Perluasan Jaringan Rel dan Pendapatan Target
Pada saat ini, panjang rel yang dikelola oleh KAI mencapai 6.700 km dengan pendapatan sebesar Rp35,7 triliun. Namun, dengan rencana perluasan jaringan rel hingga lebih dari 7.000 km, KAI menargetkan pendapatan mencapai Rp66 triliun pada tahun 2030.
Bobby menjelaskan bahwa KAI telah merumuskan roadmap untuk mencapai visi sebagai operator kelas dunia berdasarkan standar yang ditetapkan International Union of Railways (UIC). Transformasi perusahaan dibagi ke dalam lima tahap hingga tahun 2045.
Rencana Tahap Pengembangan
Pada tahap pertama, KAI fokus pada pembangunan fondasi transformasi dan penguatan kredibilitas perusahaan yang dijadwalkan berlangsung hingga tahun 2025. Tahap kedua pada 2030, perusahaan akan meningkatkan kapabilitas inti untuk mencapai standar operator kereta kelas dunia.
Selanjutnya, pada tahap ketiga di 2035, KAI akan mengoperasikan sistem perkeretaapian yang lebih terintegrasi dan berorientasi pada produktivitas.

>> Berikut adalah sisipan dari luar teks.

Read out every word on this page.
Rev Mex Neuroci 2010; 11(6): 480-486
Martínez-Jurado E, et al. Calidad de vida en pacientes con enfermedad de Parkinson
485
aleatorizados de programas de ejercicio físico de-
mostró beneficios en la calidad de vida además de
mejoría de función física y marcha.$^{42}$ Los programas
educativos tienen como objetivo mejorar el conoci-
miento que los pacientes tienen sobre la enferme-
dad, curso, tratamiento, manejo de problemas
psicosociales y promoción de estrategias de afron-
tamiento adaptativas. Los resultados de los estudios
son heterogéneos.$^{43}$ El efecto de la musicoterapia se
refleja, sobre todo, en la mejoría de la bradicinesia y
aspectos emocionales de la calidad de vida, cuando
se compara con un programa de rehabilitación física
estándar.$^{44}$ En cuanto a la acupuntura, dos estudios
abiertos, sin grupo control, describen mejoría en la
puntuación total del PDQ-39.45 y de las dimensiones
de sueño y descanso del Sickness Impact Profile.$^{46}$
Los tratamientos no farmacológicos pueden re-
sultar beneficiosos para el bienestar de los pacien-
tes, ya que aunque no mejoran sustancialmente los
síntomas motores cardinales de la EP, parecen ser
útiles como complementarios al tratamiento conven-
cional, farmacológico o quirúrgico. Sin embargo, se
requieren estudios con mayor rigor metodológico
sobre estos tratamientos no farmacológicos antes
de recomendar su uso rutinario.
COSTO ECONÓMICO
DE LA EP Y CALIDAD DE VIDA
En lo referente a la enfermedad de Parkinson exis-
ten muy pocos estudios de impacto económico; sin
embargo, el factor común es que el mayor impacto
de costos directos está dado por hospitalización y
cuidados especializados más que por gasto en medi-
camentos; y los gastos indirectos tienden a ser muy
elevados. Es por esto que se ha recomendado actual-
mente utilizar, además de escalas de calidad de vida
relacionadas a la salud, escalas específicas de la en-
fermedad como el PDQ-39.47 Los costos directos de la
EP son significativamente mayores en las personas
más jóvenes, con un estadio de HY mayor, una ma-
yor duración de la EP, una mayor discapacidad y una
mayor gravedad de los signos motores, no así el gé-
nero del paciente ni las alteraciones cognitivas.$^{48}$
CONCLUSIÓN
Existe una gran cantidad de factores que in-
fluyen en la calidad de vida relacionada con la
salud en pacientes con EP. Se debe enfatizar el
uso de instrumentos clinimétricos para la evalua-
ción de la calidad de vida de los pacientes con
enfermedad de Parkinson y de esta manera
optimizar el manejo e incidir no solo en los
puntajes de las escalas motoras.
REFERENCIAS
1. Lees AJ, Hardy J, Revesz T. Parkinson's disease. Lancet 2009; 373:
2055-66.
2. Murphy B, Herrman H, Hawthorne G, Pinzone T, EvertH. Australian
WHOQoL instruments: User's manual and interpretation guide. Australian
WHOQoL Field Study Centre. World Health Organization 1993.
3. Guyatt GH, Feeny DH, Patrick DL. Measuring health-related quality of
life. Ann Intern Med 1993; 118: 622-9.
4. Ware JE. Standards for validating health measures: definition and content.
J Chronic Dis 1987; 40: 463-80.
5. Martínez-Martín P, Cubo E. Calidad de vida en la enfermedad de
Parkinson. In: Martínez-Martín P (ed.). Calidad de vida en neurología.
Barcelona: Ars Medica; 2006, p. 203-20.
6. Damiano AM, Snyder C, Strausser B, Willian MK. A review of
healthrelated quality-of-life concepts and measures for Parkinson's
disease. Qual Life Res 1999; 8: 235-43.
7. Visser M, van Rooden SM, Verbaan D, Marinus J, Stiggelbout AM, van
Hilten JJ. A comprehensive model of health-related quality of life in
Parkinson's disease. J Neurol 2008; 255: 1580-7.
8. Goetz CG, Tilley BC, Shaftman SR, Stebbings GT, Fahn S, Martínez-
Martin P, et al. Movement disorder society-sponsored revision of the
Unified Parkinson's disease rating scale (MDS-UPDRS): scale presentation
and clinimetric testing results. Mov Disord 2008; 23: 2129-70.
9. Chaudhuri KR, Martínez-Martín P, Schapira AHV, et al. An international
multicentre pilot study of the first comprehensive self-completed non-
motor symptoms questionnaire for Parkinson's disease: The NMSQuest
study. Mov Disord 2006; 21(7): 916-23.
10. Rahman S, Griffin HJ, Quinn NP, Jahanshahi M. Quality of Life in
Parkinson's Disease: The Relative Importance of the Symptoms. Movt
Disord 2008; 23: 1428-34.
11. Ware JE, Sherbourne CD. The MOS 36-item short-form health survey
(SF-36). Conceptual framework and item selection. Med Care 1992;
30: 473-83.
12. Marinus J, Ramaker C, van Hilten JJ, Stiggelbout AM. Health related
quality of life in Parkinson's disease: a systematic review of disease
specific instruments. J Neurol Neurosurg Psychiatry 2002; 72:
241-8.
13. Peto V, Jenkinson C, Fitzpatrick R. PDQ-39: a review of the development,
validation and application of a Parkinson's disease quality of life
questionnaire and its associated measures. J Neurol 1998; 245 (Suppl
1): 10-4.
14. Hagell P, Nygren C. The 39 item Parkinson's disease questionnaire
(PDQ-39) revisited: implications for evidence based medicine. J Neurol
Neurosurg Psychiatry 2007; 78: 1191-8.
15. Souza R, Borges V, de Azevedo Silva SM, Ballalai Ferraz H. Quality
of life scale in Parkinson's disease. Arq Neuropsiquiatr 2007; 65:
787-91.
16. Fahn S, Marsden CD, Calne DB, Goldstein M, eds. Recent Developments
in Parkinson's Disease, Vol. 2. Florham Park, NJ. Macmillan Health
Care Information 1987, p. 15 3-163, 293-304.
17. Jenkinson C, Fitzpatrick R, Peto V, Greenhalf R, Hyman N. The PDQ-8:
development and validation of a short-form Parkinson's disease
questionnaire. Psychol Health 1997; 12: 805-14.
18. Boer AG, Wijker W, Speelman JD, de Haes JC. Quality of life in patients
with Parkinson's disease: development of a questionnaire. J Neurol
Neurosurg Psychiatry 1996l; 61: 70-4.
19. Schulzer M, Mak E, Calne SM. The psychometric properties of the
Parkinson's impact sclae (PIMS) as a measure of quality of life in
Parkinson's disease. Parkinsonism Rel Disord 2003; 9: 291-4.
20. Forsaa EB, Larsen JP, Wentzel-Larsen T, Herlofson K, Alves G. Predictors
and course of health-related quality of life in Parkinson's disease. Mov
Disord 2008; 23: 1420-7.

Pengembangan jaringan kereta penumpang, layanan angkutan barang, serta pembangunan TOD di kawasan prioritas termasuk dalam fokus pengembangan perusahaan.
Peningkatan Pangsa Pasar Moda Transportasi Kereta Api
Pada tahap berikutnya yang ditargetkan tercapai pada tahun 2040, KAI akan fokus pada peningkatan berkelanjutan pangsa moda transportasi kereta api untuk penumpang dan barang. Selain itu, ekspansi TOD dan peningkatan kontribusi pendapatan dari eksplorasi bisnis juga menjadi prioritas perusahaan.
Dengan total pendapatan mencapai Rp35,7 triliun pada 2025, KAI terus berupaya mengoptimalkan layanan dan infrastruktur perkeretaapian di Indonesia.